The scams that were run in LA from in the late teens and twenties were the stuff of legend. Oil was often involved though not always. It was where the money was after all. But there were other scams too, involving religion, medicine and the like. They often boiled down to the same thing though and that was the strong taking advantage of the weak. Chandler watched this unfold from the heart of LA, working in his offices at the Dabney Oil Syndicate in the Downtown district. He was even taken advantage of himself. Like so many other, rich and poor, he sank money into the Julian Petroleum Company. This company, which started off with some legitimacy, turned out to be a scam that affected hundreds of thousands of people. Shares were over sold and any profits paid out were only funded through further share sales. It was a big a con that, when it was eventually exposed, seemed to have impacted everyone in the city.

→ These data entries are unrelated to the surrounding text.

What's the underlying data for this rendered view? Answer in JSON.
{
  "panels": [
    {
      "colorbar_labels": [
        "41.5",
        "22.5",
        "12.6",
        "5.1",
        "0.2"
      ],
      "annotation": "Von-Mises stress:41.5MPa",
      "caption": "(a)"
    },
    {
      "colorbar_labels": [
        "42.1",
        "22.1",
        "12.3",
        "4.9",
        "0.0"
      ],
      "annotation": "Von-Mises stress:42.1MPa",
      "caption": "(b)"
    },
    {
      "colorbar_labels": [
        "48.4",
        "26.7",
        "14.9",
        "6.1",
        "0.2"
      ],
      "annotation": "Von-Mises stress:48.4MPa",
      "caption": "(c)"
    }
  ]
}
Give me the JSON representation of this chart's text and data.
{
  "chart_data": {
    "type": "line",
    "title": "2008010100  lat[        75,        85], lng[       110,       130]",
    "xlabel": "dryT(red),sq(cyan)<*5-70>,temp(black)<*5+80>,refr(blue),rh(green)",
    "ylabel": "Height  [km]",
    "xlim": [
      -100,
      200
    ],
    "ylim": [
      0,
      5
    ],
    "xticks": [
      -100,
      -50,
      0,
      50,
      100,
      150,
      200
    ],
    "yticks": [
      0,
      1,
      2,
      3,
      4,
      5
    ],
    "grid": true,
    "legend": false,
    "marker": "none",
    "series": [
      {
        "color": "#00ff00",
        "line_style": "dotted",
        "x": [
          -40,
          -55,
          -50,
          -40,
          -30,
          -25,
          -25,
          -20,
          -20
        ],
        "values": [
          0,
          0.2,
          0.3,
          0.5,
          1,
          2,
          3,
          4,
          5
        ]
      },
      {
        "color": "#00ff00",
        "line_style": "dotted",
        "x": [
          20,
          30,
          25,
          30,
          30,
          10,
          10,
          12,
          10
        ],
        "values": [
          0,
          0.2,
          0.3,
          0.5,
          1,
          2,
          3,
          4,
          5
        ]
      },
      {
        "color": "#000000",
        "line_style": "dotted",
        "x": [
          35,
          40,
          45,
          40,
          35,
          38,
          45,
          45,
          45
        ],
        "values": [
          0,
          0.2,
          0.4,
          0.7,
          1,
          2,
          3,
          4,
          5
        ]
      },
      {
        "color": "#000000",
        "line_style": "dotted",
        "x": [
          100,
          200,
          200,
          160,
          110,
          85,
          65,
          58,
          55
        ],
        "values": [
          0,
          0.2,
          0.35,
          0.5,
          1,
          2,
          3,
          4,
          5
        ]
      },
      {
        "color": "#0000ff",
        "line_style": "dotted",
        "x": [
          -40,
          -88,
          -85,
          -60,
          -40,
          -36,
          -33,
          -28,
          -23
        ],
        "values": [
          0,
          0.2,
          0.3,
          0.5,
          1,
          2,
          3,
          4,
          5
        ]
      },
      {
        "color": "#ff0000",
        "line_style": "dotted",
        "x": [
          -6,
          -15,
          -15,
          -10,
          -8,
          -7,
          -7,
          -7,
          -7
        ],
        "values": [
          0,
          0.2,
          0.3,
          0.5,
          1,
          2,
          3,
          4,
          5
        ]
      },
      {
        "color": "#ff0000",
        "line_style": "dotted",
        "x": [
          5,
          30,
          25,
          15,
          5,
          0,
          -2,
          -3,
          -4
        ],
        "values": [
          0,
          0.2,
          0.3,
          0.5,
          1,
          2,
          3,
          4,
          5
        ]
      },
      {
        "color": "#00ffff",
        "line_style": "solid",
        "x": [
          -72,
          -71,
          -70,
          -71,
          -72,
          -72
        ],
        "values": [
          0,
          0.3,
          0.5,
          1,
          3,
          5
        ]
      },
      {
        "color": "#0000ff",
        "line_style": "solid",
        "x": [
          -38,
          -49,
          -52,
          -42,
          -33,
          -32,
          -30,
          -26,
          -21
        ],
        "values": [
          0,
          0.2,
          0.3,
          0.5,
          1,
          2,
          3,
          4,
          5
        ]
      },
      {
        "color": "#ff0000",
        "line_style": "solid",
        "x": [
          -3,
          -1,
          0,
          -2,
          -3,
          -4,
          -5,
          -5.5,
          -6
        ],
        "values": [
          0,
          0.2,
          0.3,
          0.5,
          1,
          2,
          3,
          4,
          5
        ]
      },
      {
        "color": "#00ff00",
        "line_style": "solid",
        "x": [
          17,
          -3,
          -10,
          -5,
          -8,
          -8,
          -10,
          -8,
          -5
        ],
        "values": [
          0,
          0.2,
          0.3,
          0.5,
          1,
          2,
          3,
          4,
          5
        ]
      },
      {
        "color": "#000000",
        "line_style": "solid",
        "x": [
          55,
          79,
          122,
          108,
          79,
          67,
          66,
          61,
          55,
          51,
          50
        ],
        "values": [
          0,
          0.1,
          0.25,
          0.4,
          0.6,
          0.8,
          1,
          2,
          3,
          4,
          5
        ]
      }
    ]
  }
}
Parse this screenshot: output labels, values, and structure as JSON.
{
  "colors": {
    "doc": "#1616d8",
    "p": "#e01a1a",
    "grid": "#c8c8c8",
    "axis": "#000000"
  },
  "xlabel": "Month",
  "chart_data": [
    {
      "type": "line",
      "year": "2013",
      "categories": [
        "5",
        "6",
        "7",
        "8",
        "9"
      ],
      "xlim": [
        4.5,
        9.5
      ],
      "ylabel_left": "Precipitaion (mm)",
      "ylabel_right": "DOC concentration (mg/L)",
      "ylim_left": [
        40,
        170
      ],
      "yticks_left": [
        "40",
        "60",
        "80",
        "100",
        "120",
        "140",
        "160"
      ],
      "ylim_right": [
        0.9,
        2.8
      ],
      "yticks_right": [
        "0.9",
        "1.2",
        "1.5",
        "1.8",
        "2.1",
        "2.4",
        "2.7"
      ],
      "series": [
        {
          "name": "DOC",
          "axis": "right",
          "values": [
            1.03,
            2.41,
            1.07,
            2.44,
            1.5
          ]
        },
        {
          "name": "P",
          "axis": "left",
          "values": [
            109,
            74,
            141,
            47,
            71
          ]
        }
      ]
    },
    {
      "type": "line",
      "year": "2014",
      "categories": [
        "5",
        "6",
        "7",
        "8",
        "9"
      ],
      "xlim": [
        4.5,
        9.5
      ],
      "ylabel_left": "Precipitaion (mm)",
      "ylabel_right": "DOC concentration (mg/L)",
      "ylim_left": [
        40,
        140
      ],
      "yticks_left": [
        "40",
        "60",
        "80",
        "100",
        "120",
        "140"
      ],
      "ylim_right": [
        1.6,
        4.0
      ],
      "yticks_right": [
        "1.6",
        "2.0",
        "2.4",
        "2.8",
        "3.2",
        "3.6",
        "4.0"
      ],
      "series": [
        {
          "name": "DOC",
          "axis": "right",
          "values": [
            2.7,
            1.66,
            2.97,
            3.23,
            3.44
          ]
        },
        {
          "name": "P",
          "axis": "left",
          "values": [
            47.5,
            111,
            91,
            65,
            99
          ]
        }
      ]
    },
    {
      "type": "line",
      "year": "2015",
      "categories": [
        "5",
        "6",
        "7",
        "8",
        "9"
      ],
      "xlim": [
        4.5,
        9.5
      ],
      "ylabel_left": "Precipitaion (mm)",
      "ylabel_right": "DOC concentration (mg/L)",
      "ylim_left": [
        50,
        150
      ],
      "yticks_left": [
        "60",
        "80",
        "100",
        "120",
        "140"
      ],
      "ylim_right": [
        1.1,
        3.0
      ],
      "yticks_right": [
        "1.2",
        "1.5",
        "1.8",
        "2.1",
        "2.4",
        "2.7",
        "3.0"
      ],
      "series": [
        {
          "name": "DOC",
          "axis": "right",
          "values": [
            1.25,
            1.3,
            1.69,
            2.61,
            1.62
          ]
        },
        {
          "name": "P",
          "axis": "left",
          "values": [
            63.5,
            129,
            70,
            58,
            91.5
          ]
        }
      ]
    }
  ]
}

To Chandler scams like Julian Pete summed up the city. It was a place that was ruled by the rich and run by the crooks. The politicians were corrupt, the city officials were corrupt, and the police were corrupt. The system fed of the innocence of the naïve citizenry but with such endemic corruption they had no one to protect them. In the end, in his fiction, Philip Marlowe would fill this role and become the protector of the little man against the tidal wave of corruption.

It was this world though that help inspire Raymond Chandler to write. He was one of the first writers to recognize that LA was a city fit for art and when he came to write his novels he set about recreating it in some detail. On the one hand he was motivated by anger, wanting to attack a city that could itself be so corrupting. But, on the other hand, he recognized the life force operated in LA. He was inspired by the people that lived there and was energized by the spirit of the place. The city wasn’t always pretty but it was endlessly fascinating to Chandler and the source of continued inspiration.

In GTA V the writers of the story share Chandler’s fascination. They don’t like the qualities of LA that they attack in their bitter satire – the shallowness, the addiction to money and status --- but for all of LA’s flaws they recognize too that it has something magical and strange about it. Something that inspires art. In this they follow in footsteps of Raymond Chandler though I am not sure they will ever understand the city as intimately as he did. Why? In part because the pace of change is less dramatic now than it was for Chandler. But, also, because the writers of GTA V don’t share Chandler’s deep connection with the city. This is not a bad thing but it alters their view of it. Chandler spent so much of his life in LA and saw it grow from a small town to cosmopolitan, international city. He knew it in a way few could, intimately, and he describes it through out his work. LA is the other constant character (along with Marlowe) and without it Raymond Chandler may have grown into the exceptional novelist he did.